Il Comitato permanente per i diritti umani nel mondo, istituito presso la commissione Esteri in merito all’impegno dell’Italia nella comunità internazionale per la promozione e tutela dei diritti umani e contro le discriminazioni, ha svolto la settimana scorsa l'audizione della Commissaria per i diritti umani del Consiglio d'Europa, Dunja Mijatović.

All’incontro è stato chiamato a intervenire il Comitato per il diritto al soccorso che si è costituito un anno fa per ribadire il principio di solidarietà sancito dal diritto internazionale e nazionale del mare, non dovrebbe esistere.
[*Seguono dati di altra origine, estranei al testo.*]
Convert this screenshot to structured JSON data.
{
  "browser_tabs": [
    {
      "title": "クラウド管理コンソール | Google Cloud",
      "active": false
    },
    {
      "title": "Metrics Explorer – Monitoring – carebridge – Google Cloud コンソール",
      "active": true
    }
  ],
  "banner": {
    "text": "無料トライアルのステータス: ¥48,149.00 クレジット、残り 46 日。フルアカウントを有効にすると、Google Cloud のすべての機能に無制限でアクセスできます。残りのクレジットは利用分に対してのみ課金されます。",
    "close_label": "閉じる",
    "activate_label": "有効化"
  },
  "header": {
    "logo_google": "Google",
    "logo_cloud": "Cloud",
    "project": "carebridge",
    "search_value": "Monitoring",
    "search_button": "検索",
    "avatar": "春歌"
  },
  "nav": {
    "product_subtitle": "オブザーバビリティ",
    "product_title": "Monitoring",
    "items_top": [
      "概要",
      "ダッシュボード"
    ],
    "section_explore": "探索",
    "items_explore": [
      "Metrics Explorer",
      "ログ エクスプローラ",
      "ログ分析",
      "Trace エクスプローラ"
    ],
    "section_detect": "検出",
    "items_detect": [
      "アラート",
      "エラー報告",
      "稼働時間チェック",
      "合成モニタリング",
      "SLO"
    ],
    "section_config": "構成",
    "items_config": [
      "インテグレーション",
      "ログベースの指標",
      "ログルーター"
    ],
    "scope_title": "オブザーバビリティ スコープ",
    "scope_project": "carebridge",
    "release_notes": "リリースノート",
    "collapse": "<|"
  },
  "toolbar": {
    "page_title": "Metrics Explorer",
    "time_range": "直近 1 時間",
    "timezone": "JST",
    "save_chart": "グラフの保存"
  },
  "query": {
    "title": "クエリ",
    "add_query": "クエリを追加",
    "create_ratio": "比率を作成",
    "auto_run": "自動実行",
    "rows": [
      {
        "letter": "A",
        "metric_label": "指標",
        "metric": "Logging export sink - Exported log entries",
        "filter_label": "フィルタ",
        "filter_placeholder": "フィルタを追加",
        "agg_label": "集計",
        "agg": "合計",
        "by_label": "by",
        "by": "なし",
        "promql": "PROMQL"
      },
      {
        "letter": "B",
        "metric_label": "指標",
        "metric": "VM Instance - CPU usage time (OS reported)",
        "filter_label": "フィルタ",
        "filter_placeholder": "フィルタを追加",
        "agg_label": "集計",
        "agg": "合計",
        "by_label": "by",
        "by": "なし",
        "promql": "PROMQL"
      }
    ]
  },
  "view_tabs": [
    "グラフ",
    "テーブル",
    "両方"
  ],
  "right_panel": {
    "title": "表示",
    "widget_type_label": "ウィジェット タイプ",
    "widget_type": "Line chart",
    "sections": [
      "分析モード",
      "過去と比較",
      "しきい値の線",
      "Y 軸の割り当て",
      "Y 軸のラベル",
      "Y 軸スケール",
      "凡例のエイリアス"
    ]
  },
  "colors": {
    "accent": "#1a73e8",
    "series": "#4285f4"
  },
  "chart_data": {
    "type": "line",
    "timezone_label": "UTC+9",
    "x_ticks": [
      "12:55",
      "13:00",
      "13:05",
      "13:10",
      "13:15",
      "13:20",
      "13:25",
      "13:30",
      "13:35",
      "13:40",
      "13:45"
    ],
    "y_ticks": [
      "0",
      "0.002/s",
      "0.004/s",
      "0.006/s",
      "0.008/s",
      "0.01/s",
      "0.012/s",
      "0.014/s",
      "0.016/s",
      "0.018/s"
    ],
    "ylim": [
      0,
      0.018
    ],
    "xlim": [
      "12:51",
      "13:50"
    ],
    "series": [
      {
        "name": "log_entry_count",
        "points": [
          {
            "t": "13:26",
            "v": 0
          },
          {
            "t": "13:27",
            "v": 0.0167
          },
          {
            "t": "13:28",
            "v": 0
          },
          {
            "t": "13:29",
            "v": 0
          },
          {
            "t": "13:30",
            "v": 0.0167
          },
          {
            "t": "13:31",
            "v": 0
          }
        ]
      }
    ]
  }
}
Non ci sarebbe infatti bisogno di ribadire i fondamenti della civiltà giuridica, se i governi non li avessero traditi, né ci sarebbe bisogno delle navi Ong per salvare le persone in mare se a provvedere, senza silenzi e senza remore, fossero le istituzioni: ciò non è accaduto, e si è arrivati ai porti chiusi, al divieto di approdo opposto alle stesse navi militari, all’uso esasperato delle ispezioni e alle ingiuste detenzioni cui le navi dei volontari sono state sottoposte per impedire loro la ripartenza verso nuove missioni.

Salvare è un obbligo, offuscato però da una durevole realpolitik che nei migranti ha additato il pericolo: è per questo che il Comitato ha preferito appellarsi al diritto di salvare, oltre che al dovere di farlo. È un diritto, infatti, sentirsi uomini.

Serve ancora

Cessate alcune asprezze nei confronti dei volontari soccorritori, rimangono le ragioni di esistere del Comitato, in particolare la necessità di mantenere aperto un rapporto di collaborazione fra le istituzioni statali e il volontariato, così come accade in tutte le emergenze.

Resta, soprattutto, il preoccupante sistema di cooperazione dei soccorsi nel canale di Sicilia che sembra mirato a stabilire più di ogni altra cosa quali stati possano sentirsi esonerati dall’intervento, mentre la norma internazionale stabilisce che tutti sono chiamati al soccorso, se in grado di farlo, come responsabili o cooperanti, fino all’efficace sua soluzione. Questo scombinato sistema fa perno soprattutto sugli accordi, stipulati nel 2017 e ancora oggi rinnovati, dal governo italiano con la Libia, responsabile, a detta di organismi Onu, agenzie umanitarie, tribunali e molta stampa, di esercitare violenza e torture sui fuggitivi di varia nazionalità, riportati da una cosiddetta guardia costiera nei centri di detenzione libica: già oltre 28 mila persone nel corso di quest’anno.
In applicazione di questi accordi, l’Italia ha offerto finanziamenti, motovedette, addestramento e, ancora in questi giorni, ha trasferito a Tripoli, con nave San Giorgio della Marina Militare, apparati di controllo marittimo.

Questo è il tempo in cui i governi ergono muri ai propri confini pur sapendo che i muri non soltanto fermano le persone, ma spesso le uccidono. Tanto più in mare, dove si fanno muro il mancato soccorso, le operazioni che dovrebbero essere di salvataggio e si risolvono poi in attività  anti-immigratoria, e la sorveglianza marittima che Frontex, sedicente guardia costiera europea, conduce senza navi ma con i droni, usati per osservare e segnalare alle milizie libiche la posizione dei barconi in fuga.

Un muro insuperabile è poi anche il silenzio, non soltanto quello delle navi che non accolgono la richiesta di soccorso per non incorrere nelle ritorsioni e nei ritardi, ma anche quello che le fonti istituzionali oppongono alla stampa, disattendendo talvolta le proprie regole in materia di comunicazione.

Chi è in mare va salvato e basta, la politica migratoria è affare che gli Stati devono affrontare, ciascuno secondo le proprie regole, quando i naufraghi sono ormai in salvo a terra e non quando si trovano ancora sulle navi soccorritrici, come dice la norma internazionale: il soccorso, infatti, inizia nel momento in cui la persona è tratta dal mare e finisce allorché, nel tempo più breve possibile, approda finalmente in un porto sicuro.

Tutto ciò non è ancora chiaro e anche per questo il Comitato ha ragione di esistere. Non si capisce perché non possano essere adeguatamente accolte a terra, in attesa di sistemazione, persone già provate da pericolosi trasferimenti fino al porto libico, da lunghe detenzioni, torture di ogni tipo e infine dal rischio di naufragare. Vengono invece trattenute sul ponte delle navi, all’aperto, in condizioni igieniche e psicologiche difficili non per la inadeguatezza delle navi e degli equipaggi, ma perché eccessive sono le attese.